Half of the comments highlighted the lack of vital supplies for clinicians as a serious concern.

“We stopped doing patient visits last Monday due to lack of PPE [personal protective equipment].” (Oregon)
“Not enough protective equipment. Front line doctors are going to die because we are being sent out to fight something we cannot see, we cannot treat, & we cannot test for without the PPE necessary to protect ourselves.” (Virginia)

Many other comments described financial strain on practices that has, or will, lead to closures.

“We are [trying] to do as much telehealth as possible to limit exposure with no idea how much or if we will get paid.  Our business has dropped off immensely and we are giving away a lot of free care but are trying to remedy that with technology. I am very worried about cash flow for our small private practice.” (Colorado)
"Extreme financial strain that will impact our survival and ability to care for ANY patients for ANY reason.  Nothing new, but primary care needs more resources.” (North Carolina)
"Our biggest issue right now is cash flow. Visits have [plummeted] and we are trying to avoid laying off experienced staff.
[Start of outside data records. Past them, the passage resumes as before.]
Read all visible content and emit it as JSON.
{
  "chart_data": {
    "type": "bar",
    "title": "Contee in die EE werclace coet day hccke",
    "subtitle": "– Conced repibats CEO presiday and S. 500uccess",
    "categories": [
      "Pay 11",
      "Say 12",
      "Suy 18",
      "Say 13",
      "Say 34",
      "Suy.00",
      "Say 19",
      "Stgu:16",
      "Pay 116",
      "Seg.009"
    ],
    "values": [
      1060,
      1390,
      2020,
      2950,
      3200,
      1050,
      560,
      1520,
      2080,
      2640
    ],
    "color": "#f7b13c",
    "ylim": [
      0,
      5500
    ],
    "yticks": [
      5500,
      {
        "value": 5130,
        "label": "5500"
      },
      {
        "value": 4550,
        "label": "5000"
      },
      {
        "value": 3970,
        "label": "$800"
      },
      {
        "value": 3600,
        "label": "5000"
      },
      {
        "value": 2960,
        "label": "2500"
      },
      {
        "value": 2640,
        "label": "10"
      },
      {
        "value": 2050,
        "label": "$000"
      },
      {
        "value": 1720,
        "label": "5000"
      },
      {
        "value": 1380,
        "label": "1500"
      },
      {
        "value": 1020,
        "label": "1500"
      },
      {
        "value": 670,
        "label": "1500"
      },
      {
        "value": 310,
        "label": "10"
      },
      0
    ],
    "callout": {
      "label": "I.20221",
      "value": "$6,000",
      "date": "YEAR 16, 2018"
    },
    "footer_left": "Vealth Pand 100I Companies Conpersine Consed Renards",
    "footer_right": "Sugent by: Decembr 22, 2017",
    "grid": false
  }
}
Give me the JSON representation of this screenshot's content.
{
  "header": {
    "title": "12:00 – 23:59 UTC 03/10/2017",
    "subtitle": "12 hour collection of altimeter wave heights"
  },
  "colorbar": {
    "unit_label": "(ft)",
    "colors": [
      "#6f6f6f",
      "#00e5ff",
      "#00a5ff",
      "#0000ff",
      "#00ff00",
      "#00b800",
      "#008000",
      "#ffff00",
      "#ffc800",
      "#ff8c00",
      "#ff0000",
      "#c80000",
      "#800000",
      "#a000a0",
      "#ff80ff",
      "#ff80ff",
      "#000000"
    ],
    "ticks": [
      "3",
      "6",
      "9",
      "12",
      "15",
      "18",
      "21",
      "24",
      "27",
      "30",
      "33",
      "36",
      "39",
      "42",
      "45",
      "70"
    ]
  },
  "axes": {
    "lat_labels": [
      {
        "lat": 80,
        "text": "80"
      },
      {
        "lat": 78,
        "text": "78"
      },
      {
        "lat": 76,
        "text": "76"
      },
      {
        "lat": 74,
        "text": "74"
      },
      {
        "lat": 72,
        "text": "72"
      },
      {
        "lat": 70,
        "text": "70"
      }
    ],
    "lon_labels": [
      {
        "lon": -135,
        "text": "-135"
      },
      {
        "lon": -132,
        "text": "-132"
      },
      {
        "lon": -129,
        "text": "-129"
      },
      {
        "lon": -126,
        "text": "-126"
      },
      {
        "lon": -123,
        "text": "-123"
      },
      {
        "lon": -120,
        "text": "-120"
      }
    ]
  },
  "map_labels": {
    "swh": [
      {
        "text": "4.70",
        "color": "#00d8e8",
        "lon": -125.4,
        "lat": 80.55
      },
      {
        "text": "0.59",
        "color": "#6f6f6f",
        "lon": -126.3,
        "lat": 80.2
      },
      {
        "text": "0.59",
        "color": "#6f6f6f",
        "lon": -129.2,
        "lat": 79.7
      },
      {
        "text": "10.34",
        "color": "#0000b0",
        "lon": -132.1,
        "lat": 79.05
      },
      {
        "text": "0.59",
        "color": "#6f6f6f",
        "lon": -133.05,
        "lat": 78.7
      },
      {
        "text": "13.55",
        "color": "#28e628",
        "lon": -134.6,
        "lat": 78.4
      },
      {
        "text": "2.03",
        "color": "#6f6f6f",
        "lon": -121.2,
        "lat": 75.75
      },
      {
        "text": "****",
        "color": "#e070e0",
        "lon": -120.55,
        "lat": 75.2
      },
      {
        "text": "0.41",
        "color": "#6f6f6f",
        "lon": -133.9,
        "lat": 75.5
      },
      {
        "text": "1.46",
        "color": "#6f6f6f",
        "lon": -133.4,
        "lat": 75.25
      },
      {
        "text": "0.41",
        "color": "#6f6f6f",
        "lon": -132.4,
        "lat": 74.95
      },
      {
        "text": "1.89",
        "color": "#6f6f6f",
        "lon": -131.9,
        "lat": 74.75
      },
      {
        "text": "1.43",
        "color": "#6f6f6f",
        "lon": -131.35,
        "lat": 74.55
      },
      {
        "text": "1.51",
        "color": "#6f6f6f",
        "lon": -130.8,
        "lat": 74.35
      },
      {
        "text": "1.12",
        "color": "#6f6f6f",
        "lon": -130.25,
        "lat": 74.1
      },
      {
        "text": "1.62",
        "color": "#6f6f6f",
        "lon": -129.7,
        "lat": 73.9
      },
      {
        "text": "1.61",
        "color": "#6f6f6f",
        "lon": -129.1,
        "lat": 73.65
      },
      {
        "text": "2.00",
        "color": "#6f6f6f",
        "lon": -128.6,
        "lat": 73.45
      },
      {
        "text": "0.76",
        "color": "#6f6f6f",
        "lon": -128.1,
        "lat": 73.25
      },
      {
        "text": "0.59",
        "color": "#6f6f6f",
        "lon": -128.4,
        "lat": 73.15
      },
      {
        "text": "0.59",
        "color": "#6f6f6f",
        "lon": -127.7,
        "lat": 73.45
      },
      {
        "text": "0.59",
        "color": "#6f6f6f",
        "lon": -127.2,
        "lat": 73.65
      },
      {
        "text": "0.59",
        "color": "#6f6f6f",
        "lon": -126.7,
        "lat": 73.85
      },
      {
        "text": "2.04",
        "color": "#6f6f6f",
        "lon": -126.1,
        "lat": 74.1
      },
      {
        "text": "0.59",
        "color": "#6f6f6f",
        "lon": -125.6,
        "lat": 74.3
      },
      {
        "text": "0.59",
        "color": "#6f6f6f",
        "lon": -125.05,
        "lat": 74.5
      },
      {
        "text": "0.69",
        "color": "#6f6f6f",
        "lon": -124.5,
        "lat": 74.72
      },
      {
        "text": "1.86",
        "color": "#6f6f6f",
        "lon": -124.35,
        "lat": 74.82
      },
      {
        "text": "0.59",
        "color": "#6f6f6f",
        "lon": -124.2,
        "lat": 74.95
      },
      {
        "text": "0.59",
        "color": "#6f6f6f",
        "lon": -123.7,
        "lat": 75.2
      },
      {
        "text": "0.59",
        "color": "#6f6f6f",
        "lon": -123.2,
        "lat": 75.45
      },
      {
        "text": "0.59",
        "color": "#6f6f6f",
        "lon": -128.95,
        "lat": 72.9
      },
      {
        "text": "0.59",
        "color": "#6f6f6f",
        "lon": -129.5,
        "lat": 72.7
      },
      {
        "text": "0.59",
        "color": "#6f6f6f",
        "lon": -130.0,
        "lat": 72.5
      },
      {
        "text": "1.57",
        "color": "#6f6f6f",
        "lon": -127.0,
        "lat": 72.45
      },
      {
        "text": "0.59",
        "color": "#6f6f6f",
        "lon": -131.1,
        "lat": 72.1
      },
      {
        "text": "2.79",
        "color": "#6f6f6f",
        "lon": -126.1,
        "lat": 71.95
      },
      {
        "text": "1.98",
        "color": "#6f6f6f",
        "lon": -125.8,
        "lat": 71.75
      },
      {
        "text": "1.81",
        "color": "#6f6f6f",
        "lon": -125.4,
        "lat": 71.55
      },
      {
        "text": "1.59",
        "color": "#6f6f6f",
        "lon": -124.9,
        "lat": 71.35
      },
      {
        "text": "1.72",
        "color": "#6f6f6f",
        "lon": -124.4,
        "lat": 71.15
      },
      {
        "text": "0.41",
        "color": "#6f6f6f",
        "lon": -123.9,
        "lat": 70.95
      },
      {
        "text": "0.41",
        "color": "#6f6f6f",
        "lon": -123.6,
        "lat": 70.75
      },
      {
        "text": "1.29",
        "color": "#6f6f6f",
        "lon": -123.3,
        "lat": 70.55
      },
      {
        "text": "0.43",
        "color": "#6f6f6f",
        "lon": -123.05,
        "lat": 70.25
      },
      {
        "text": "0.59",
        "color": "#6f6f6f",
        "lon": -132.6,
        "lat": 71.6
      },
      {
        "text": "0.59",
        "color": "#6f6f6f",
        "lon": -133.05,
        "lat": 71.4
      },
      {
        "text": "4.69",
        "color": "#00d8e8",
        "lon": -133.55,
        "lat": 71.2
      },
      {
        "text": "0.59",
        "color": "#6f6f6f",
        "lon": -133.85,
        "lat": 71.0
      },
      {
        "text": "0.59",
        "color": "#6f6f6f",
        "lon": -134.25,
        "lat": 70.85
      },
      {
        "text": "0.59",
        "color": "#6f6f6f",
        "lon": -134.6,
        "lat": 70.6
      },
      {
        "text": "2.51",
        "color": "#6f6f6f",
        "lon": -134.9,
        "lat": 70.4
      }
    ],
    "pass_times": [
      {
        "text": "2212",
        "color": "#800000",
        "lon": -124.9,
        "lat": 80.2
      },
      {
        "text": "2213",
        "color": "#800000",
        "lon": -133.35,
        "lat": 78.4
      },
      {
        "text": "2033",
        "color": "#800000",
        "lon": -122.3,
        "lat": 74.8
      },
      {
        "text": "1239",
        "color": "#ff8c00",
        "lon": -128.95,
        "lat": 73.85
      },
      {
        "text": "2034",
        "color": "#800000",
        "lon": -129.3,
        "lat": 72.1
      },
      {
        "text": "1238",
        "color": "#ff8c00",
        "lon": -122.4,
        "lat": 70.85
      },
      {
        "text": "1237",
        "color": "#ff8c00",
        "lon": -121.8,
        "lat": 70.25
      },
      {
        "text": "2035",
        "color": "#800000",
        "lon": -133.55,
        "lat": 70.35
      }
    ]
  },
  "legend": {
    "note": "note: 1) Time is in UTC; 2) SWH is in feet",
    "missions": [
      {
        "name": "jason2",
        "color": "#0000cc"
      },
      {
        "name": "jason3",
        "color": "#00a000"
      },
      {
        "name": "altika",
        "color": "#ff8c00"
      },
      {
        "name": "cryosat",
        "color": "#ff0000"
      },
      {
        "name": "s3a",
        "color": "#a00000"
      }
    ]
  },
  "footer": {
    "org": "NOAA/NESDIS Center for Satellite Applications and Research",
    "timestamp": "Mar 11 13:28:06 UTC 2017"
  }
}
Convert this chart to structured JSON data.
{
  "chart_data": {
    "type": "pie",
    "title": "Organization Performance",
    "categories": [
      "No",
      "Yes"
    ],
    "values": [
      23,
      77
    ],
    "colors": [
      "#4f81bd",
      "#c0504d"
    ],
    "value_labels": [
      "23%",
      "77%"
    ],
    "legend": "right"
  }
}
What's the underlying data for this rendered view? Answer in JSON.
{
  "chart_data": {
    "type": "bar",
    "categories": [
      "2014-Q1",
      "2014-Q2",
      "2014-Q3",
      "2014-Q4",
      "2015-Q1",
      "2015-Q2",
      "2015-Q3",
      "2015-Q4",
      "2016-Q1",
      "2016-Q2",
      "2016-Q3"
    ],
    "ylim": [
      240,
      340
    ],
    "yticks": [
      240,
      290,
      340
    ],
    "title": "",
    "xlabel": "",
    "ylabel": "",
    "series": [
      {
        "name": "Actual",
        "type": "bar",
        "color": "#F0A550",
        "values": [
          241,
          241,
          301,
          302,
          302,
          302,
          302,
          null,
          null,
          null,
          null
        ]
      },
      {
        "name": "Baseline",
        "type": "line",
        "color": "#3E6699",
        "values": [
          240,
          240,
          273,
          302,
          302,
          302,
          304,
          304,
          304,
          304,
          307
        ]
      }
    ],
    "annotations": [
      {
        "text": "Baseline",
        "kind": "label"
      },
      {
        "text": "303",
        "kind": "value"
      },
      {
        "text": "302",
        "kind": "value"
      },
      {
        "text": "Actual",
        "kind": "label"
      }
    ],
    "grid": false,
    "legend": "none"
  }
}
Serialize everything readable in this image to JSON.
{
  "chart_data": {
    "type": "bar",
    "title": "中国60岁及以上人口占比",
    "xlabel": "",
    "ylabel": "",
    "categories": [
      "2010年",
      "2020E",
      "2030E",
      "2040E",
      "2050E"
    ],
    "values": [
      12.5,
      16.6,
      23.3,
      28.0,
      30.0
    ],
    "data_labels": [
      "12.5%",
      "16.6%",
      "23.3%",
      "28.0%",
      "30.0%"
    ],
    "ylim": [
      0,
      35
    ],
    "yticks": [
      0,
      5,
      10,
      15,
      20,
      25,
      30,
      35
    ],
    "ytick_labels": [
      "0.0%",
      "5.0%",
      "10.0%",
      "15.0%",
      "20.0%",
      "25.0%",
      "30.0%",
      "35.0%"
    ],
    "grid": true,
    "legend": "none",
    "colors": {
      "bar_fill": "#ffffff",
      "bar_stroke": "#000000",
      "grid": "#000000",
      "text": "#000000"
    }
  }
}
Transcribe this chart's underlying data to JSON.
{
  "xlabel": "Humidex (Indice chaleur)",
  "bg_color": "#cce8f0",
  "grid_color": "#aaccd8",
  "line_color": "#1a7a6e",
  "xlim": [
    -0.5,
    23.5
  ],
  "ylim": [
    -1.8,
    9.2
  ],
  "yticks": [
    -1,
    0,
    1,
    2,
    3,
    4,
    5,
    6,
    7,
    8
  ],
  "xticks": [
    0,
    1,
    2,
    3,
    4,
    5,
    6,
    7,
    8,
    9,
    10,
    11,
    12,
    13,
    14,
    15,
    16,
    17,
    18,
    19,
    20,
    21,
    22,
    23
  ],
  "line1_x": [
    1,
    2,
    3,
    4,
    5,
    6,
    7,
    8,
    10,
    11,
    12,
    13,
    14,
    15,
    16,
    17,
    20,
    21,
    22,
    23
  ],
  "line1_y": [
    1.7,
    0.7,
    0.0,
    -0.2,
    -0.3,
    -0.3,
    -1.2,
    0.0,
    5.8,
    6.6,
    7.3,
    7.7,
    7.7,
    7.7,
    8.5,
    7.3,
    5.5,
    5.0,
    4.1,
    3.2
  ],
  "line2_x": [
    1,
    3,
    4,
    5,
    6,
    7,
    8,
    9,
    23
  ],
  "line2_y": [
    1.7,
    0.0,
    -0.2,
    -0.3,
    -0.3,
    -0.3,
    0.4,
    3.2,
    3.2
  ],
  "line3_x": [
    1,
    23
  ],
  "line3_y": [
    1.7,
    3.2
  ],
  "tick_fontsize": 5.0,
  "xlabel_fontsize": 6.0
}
We are projecting that physician owners will have zero income this year at best and may have to put money back into the practice in order to keep it viable if social distancing continues for more than 2 months.” (New York)

A few comments pointed to how practices are adapting to the evolving landscape, but with challenges:

“Our group managed to set up parking lot COVID-19 tests this week after learning we could get supplies from a commercial lab. We also started telehealth visits once the government pressed insurers to lessen restrictions.” (Pennsylvania)
“I want to know that I can do telemedicine visits and get reimbursed by insurance and how to do that. I have tried accessing webinars that are Full and feel very scared.” (Oregon)
“We have started respiratory clinics. Only 12 cases in the state. The calm before the storm. Not actually calm at all but limited [cases].” (West Virginia)

Responses to week 2 of the survey were collected March 20-23, 2020.